One tradition I came across while living in Dundee on Scotland’s east coast is that of eating shortbread with cheese. A sugary biscuit with cheese? I know I couldn’t believe it at first either but trust me, once you’ve tried it… mmmmmmmmmmmmmmmmmm
So what’s the skinny? Where did shortbread appear from?
For those unfortunate souls amongst you who have never had the joy that is shortbread dipped in your tea…… it’s a crumbly, buttery biscuit topped with sugar.
It’s thought to have started life in the medieval period as the leftover dough from bread making which was scraped together and dried on the floor of a low oven, making it into a kind of rusk bread/biscuit (biscuit meaning twice cooked). Gradually over time, the yeast was replaced with butter and the biscuit developed into what we know as shortbread.

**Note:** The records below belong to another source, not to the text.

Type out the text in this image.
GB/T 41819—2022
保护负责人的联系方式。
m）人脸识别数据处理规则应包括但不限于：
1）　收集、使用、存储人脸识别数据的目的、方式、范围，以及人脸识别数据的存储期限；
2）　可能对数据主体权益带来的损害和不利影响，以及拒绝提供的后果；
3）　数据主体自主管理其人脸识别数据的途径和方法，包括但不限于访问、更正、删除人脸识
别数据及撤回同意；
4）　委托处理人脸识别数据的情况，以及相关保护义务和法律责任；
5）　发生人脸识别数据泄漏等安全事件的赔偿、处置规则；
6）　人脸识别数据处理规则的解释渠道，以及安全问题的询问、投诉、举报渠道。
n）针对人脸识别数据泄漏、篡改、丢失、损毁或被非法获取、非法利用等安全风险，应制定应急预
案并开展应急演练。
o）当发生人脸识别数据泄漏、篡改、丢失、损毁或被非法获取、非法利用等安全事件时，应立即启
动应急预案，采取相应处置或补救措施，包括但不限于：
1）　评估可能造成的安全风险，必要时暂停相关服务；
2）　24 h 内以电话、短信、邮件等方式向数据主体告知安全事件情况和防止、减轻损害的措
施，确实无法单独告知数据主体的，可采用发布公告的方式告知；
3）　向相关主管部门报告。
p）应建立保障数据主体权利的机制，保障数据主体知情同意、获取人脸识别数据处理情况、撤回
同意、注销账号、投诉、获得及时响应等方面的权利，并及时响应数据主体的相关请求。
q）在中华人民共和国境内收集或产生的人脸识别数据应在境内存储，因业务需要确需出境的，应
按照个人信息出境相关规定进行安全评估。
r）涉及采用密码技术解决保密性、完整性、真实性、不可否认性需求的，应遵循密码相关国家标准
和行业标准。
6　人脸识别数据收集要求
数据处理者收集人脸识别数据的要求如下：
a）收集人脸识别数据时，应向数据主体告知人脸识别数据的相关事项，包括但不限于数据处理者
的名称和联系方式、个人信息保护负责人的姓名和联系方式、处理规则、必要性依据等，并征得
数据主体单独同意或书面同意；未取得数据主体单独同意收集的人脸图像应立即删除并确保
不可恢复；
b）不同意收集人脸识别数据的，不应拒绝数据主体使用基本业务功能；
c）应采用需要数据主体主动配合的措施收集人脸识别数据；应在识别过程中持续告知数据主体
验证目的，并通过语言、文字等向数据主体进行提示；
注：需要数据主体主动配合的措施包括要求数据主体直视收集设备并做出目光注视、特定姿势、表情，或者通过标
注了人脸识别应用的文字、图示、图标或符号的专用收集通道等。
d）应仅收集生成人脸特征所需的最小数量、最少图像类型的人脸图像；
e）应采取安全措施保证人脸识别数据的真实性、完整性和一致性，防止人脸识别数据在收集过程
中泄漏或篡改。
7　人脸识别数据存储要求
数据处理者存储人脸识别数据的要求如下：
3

Given its high butter content, it was an expensive luxury and a treat rather than something the ordinary folk could enjoy frequently so tended to be kept for special occasions like weddings or New Year. (The custom of eating shortbread at New Year has its origins in the ancient pagan Yule Cakes which symbolised the sun. In Scotland, it is still traditionally offered to “first footers” at New Year. A first footer is the first person to enter your home after the new year has started. Traditionally thought to bring good fortune and luck if they are tall and dark-haired, although fair hair or red hair is seen as unlucky, they bring a gift of coal and whisky to symbolise warmth for the coming year and good cheer.)
Shortbread is traditionally formed into one of three shapes: one large circle divided into segments (“Petticoat Tails”); individual round biscuits (“Shortbread Rounds”); or a thick rectangular slab cut into “fingers.” The “Petticoat tails” style has been attributed to Mary Queen of Scots with two theories regarding the name of these biscuits. It has been suggested that the name “petticoat tail” may be a corruption of the French Petites gatelles(“little cakes”).
However, these traditional Scottish shortbread biscuits may in fact date back beyond the 12th century. The triangles fit together into a circle and echo the shape of the pieces of fabric used to make a full-gored petticoat during the reign of Elizabeth I. The theory here is that the name may have come from the word for the pattern which was ‘tally’, and so the biscuits became known as ‘petticoat tallis’.
Shortbread is also a staple of the Scottish tourist industry with its image of traditionally Scottish biscuits being used to sell boxes to tourists, adorned with images of the highland and tartan. This has led to the phrase “having a shortbread tin view of Scotland” usually referred to in terms of tourism where tourists only think of the “image of Scotland” seen on a shortbread tin and don’t see the real Scotland.
So, to make your own shortbread ready for the New Year.
Ingredients (about 20 biscuits)
- 225g unsalted butter (softened) and a little more for greasing the tray
- 110g caster sugar and some for dusting the top
- 225g plain flour
- 110g corn flour
- pinch of salt
1. Lightly butter your baking trays
2. Cream together the butter and sugar in a big bowl until it’s light and fluffy. Then sift in the corn flour and plain flour add the salt and combine together.
3. Tip the mixture onto a lightly floured surface and knead into a soft dough.
4. Roll the kneaded dough out between two pieces of baking paper to a thickness of about 1cm and cut into your desired shapes then prick them all over with a fork.
5. Put your biscuits onto your greased tray and chill for 30 mins.
6. meanwhile heat your oven 170 or 150 for a fan oven.
7. Bake your shortbread for around 20 mins until they are just starting to turn golden on the edges. They will still feel slightly soft, so leave them on the tray for a few moments to firm up before transferring them to a wire cooling rack.
8. Dust with sugar and enjoy.
Shortbread will keep in an air tight container for about 3 or 4 days.